Iranian boxer Sadaf Khadem told French sports magazine L'Equipe that she thinks she'll face "interrogations by the morality police and security services" as well if she returns.

Posted on April 17, 2019, at 5:00 p.m. ET

Regis Duvignau / Reuters

Iranian boxer Sadaf Khadem attends a training session in Royan, France, on April 11.

Sadaf Khadem, the first Iranian woman to compete in an official boxing match, won't return home to Iran after learning about an arrest warrant issued against her coach, she announced Wednesday.

Khadem was in the western French town of Royan for the fight against boxer Anne Chauvin on Saturday. She won the fight while decked out in a green tank top and red shorts with a white waistband, matching the Iranian flag. Her head was also uncovered while she traded blows, all of which are against Iran's mandatory dress code for women.

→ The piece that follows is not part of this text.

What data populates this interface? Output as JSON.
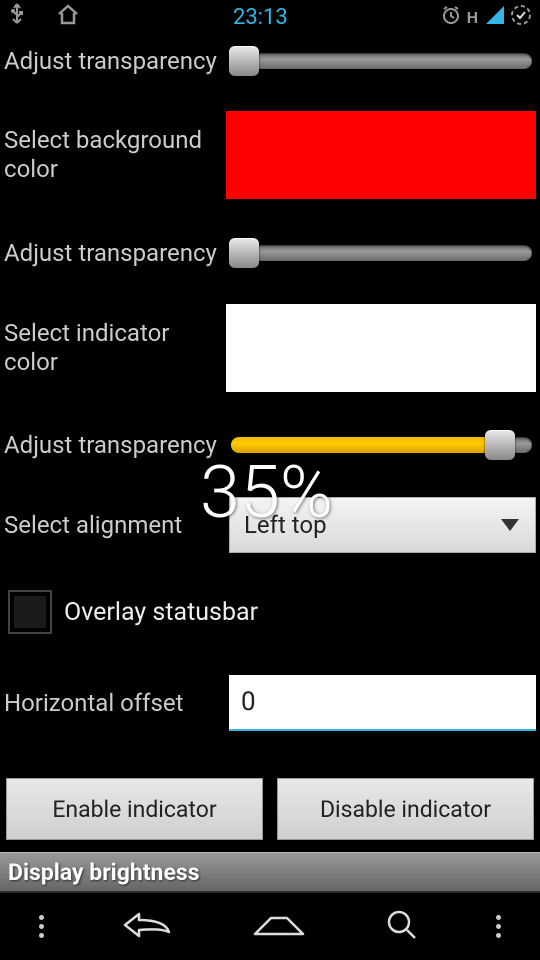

"My trainer got information from Iran that said a warrant was issued for his arrest," Khadem, 24, told French sports magazine L'Express. "I could make my choices, but not put into danger the people who have helped me so much."

Mahyar Monshipour, who was born in Iran but now has French citizenship, expected to fly back to Tehran with her this week, but reportedly learned via text message about the warrant for his arrest. Before moving to France, Monshipour was a World Boxing Association champion.

Clara Dallay, Khadem's representative, told Reuters there was a warrant out for the boxer's arrest as well. A spokesperson for Khadem told AFP that she is “accused of violating Iranian dress rules for women while her trainer is suspected of complicity.” It is unclear whether the quotes were provided by the same individual.

That claim, however, has been denied by Iranian authorities. Hossein Soori, the head of Iran's boxing federation, put out a statement via the Ministry of Sports and Youth saying that Khadem was under no threat.

"Ms. Khadem is not a member of [Iran's] organized athletes for boxing, and from the boxing federation's perspective, all her activities are personal," Soori was quoted as saying by Iranian news agency ISNA.

Stephane Mahe / Reuters

Women are currently allowed to box in Iran, though they have to be trained by a woman and wear hijabs during matches. Training in public would have also been a no-go for Khadem, as training facilities in Iran are reserved for men.

"I wore the flag of my country high," Khadem told L'Equipe. "I fought with courage. I won. I honored our national anthem. Yet the Iranian boxing federation let me know that 'This fight does not concern us.' In which country in the world does honoring your homeland lead to an arrest warrant?"